Proband aus Rennes spricht über Zwischenfall

Mit Paracetamol und Eiswürfeln gegen BIA 10-2474

Stuttgart - 29.02.2016, 10:40 Uhr

Der erste Proband von der Phase-I-Studie in Rennes sprach mit der Tageszeitung „Le Maine libre“. (Screenshot)

Der erste Proband von der Phase-I-Studie in Rennes sprach mit der Tageszeitung „Le Maine libre“. (Screenshot)


Am Tag nach der Einweisung des später verstorbenen Probanden hatte auch er Kopfschmerzen, später schwere Seh- und Gangprobleme, zitiert die Tageszeitung  „Le Maine libre“ einen 42-jährigen Teilnehmer der verhängnisvollen Studie in Rennes. Biotrial habe sehr spät reagiert. Dass er sich schon soweit erholt hat, sei für die Neurologen ein Wunder gewesen – aber mit Folgeproblemen wird er wohl leben müssen.

Er hat den schweren Zwischenfall bei der Studie in Rennes knapp überlebt – und beschreibt nun in der französischen Tageszeitung „Le Maine libre“ (Montagsausgabe) seine Odyssee. Für die Neurologen an der Uniklinik in Rennes sei er ein Wunder, sagt der 42-jährige Fotograf Stéphane Schubhan – sie hätten nicht geglaubt, dass er wieder gehen oder sprechen könnte. Er war einer der acht Probanden, die ab dem 7. Januar 2016 über zehn Tage hinweg jeweils 50 Milligramm BIA 10-2474 beziehungsweise Placebo bekamen. Von den sechs Probanden mit Wirkstoff starb einer am 17. Januar, vier weitere erkrankten mit teils starken Nebenwirkungen.
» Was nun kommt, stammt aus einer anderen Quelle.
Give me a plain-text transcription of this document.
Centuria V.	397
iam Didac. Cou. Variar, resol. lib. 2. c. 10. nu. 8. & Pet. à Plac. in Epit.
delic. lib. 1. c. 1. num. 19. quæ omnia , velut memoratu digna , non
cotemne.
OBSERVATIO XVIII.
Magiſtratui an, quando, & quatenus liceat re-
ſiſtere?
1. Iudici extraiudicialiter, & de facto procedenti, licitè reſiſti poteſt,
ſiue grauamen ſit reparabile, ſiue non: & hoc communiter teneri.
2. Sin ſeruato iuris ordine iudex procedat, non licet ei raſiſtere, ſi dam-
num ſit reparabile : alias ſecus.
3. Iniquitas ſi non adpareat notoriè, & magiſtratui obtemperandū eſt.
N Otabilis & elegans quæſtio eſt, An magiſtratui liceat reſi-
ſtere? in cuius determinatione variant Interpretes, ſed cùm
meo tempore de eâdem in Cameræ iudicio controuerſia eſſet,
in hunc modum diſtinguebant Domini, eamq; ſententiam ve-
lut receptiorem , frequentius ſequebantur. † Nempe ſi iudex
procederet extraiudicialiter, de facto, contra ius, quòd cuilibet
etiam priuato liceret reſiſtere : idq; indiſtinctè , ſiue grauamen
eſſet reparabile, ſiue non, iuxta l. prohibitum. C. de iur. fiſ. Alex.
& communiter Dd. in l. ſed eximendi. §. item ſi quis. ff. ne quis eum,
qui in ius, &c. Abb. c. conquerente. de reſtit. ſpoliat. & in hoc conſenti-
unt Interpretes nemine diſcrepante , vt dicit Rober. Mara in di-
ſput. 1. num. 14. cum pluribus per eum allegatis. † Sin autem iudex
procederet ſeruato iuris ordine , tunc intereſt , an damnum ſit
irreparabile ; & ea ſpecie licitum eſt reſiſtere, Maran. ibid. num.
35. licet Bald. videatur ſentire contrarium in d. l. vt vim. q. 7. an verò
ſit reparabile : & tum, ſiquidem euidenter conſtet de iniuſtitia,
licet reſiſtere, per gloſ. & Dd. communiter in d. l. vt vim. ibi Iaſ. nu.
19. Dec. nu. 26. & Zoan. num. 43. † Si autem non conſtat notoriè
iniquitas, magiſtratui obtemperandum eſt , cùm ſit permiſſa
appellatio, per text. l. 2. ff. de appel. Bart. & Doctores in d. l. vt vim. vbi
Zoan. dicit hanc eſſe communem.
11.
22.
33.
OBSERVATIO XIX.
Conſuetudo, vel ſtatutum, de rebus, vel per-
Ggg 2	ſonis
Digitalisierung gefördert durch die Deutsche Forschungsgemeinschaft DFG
Am Morgen die Prüfarznei, später Paracetamol

Am 10. Januar war der später verstorbene Versuchsteilnehmer mit Kopfschmerzen und Sehproblemen in die Neurologie gekommen, dennoch wurde den restlichen Probanden das Mittel am nächsten Morgen weiter verabreicht. Im Laufe des Tages hätte er auch Kopfschmerzen bekommen und dies den Ärzten und Krankenschwestern gesagt, so Schubhan. Sie gaben ihm Paracetamol, trotz der Krankenhauseinweisung des anderen Teilnehmers. Am nächsten Tag wurde es nochmal schlimmer – doch ein Arzt gab ihm nur einen Sack mit Eiswürfeln und weitere Paracetamol.

Als er am 13. Januar aufstand, sei ihm schwindelig gewesen und er habe nichts mehr sehen können. Er habe nicht duschen können. „Als ich meine Sachen in die Garderobe tun wollte, bin ich hingefallen“, sagt Schubhan der Zeitung. Dann sei er wie die vier anderen Probanden in die Neurologie der Uniklinik eingeliefert worden. Seine Symptome seien vom Team des Neurologen Gilles Edan als schwer bezeichnet worden: Vokalisationsstörungen, Gangprobleme und insgesamt verlangsamte Psychomotorik. Im Kernspin seien im Hippocampus Blutspuren und weiße Muster sichtbar gewesen. 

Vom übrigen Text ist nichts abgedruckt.